I had long assumed that all mapping services were based on the same data since there are only two providers in the market (Navteq & Teleatlas). In fact, all 4 major services (Google, Yahoo, Mapquest & Microsoft), use Navteq data solely for their street maps.
Since the 4 services all use the same data source, I just need to find evidence on one of the services of new road construction that isn’t evident on the others. That source would have the most current maps. There is a great discussion of mapping in general and online mapping services in particular on this great blog that details how maps get created, updated etc. Apparently Phoenix maps had 4000 changes in the last year. Seems like a good city to test with. I dug up the AZCentral article mentioned in the Map Room blog, and learned that Chandler Arizona is a high growth area in Phoenix. A little bit of browsing around Chandler, and I found my first discrepancy: S. Gardner Dr.Street Maps
- Yahoo: Yahoo appears to be 1 or 2 quarters more current the the other mapping services. Using Phoenix as an example, this probably equates to ~1K to 2K changes.

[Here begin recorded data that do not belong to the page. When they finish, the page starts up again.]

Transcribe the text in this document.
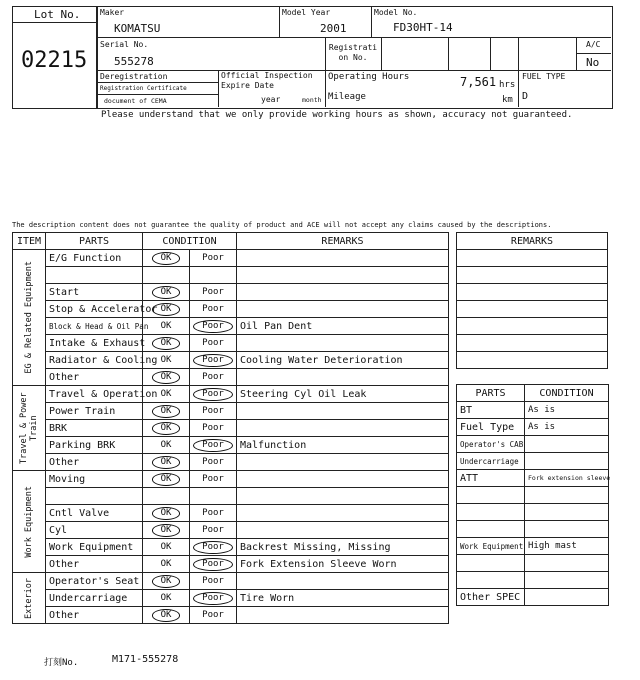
Lot No.
02215
Maker
KOMATSU
Model Year
2001
Model No.
FD30HT-14
Serial No.
555278
Registration No.
A/C
No
Deregistration
Registration Certificate
document of CEMA
Official Inspection Expire Date
year	month
Operating Hours	7,561 hrs
Mileage	km
FUEL TYPE
D
Please understand that we only provide working hours as shown, accuracy not guaranteed.
The description content does not guarantee the quality of product and ACE will not accept any claims caused by the descriptions.
ITEM	PARTS	CONDITION		REMARKS

EG & Related Equipment	E/G Function	OK	Poor	

	Start	OK	Poor	
	Stop & Accelerator	OK	Poor	
	Block & Head & Oil Pan	OK	Poor	Oil Pan Dent
	Intake & Exhaust	OK	Poor	
	Radiator & Cooling	OK	Poor	Cooling Water Deterioration
	Other	OK	Poor	

Travel & Power Train	Travel & Operation	OK	Poor	Steering Cyl Oil Leak
	Power Train	OK	Poor	
	BRK	OK	Poor	
	Parking BRK	OK	Poor	Malfunction
	Other	OK	Poor	

Work Equipment	Moving	OK	Poor	

	Cntl Valve	OK	Poor	
	Cyl	OK	Poor	
	Work Equipment	OK	Poor	Backrest Missing, Missing
	Other	OK	Poor	Fork Extension Sleeve Worn

Exterior	Operator's Seat	OK	Poor	
	Undercarriage	OK	Poor	Tire Worn
	Other	OK	Poor	
REMARKS

PARTS	CONDITION
BT	As is
Fuel Type	As is
Operator's CAB	
Undercarriage	
ATT	Fork extension sleeve

Work Equipment	High mast

Other SPEC	
打刻No.	M171-555278
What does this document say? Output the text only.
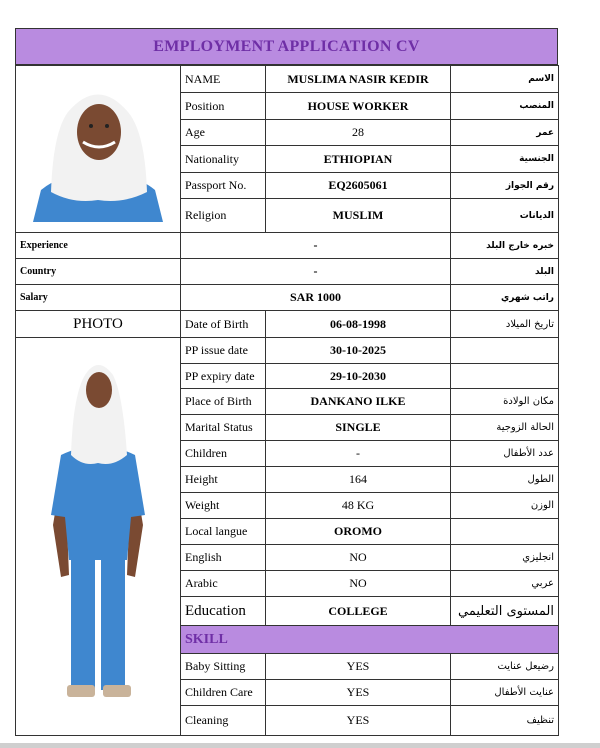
EMPLOYMENT APPLICATION CV
	NAME	MUSLIMA NASIR KEDIR	الاسم
	Position	HOUSE WORKER	المنصب
	Age	28	عمر
	Nationality	ETHIOPIAN	الجنسية
	Passport No.	EQ2605061	رقم الجواز
	Religion	MUSLIM	الديانات
Experience	-		خبره خارج البلد
Country	-		البلد
Salary	SAR 1000		راتب شهري
PHOTO	Date of Birth	06-08-1998	تاريخ الميلاد
	PP issue date	30-10-2025	
	PP expiry date	29-10-2030	
	Place of Birth	DANKANO ILKE	مكان الولادة
	Marital Status	SINGLE	الحالة الزوجية
	Children	-	عدد الأطفال
	Height	164	الطول
	Weight	48 KG	الوزن
	Local langue	OROMO	
	English	NO	انجليزي
	Arabic	NO	عربي
	Education	COLLEGE	المستوى التعليمي
	SKILL		
	Baby Sitting	YES	رضيعل عنايت
	Children Care	YES	عنايت الأطفال
	Cleaning	YES	تنظيف
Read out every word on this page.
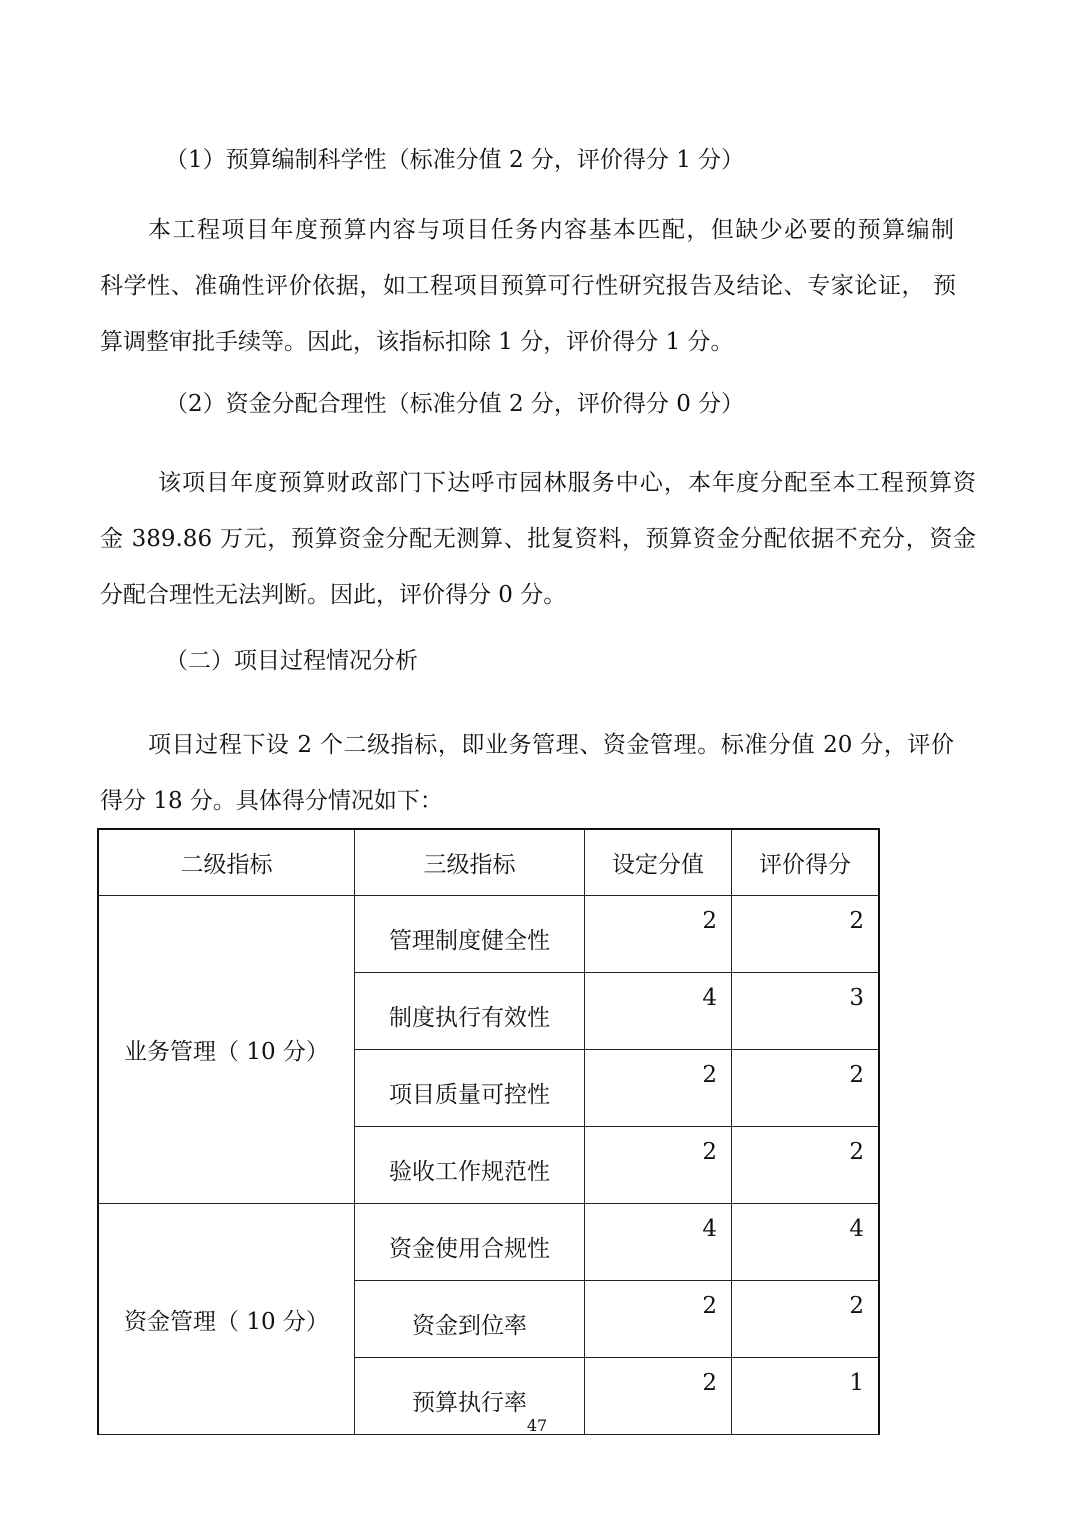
（1）预算编制科学性（标准分值 2 分，评价得分 1 分）
本工程项目年度预算内容与项目任务内容基本匹配，但缺少必要的预算编制
科学性、准确性评价依据，如工程项目预算可行性研究报告及结论、专家论证， 预
算调整审批手续等。因此，该指标扣除 1 分，评价得分 1 分。
（2）资金分配合理性（标准分值 2 分，评价得分 0 分）
该项目年度预算财政部门下达呼市园林服务中心，本年度分配至本工程预算资
金 389.86 万元，预算资金分配无测算、批复资料，预算资金分配依据不充分，资金
分配合理性无法判断。因此，评价得分 0 分。
（二）项目过程情况分析
项目过程下设 2 个二级指标，即业务管理、资金管理。标准分值 20 分，评价
得分 18 分。具体得分情况如下：
二级指标	三级指标	设定分值	评价得分
业务管理（ 10 分）	管理制度健全性	2	2
	制度执行有效性	4	3
	项目质量可控性	2	2
	验收工作规范性	2	2
资金管理（ 10 分）	资金使用合规性	4	4
	资金到位率	2	2
	预算执行率	2	1
47
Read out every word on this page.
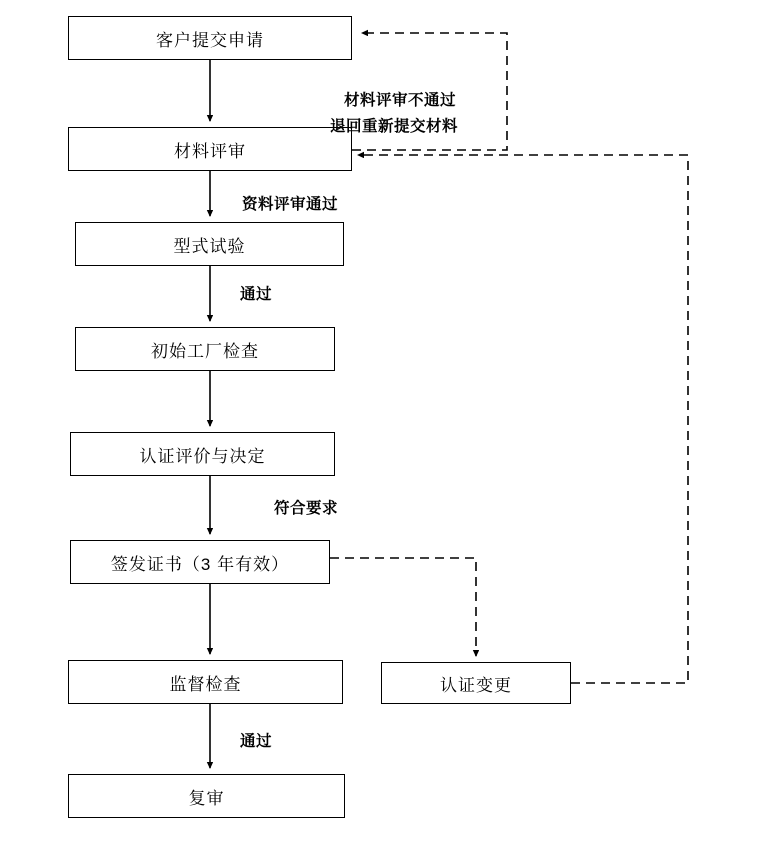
客户提交申请
材料评审
型式试验
初始工厂检查
认证评价与决定
签发证书（3 年有效）
监督检查	认证变更
复审
材料评审不通过
退回重新提交材料
资料评审通过
通过
符合要求
通过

- Google, Mapquest & Local.live.com: All of these three services are running the same versions of the Navteq data (at least as far as I can tell). I was able to see the new road in Google’s satellite map (making that more current than the street data). Both Mapquest and Local.live.com recently updated their mapping services. Mapquest launched a much more user friendly version of their mapping services a week ago and up until a few weeks ago, local.live.com showed a Navteq copyright of 2005.
Map APIsThe most recent data available via API in rank order:
- Yahoo: uses the same data (Navteq) as their website. This is currently the latest and greatest map data available on the 4 major sites.
- Google: uses Teleatlas for their API data. That means that Google delivers lower quality mapping data to API users than they make available on maps.google.com. There is a good discussion on O’Reilly’s blog about Navteq and Teleatlas data, and what is made available through the Google APIs. There is also a good FAQ on the Teleatlas site. It appears that it is pretty clear that the Google APIs provide the lower quality Teleatlas data.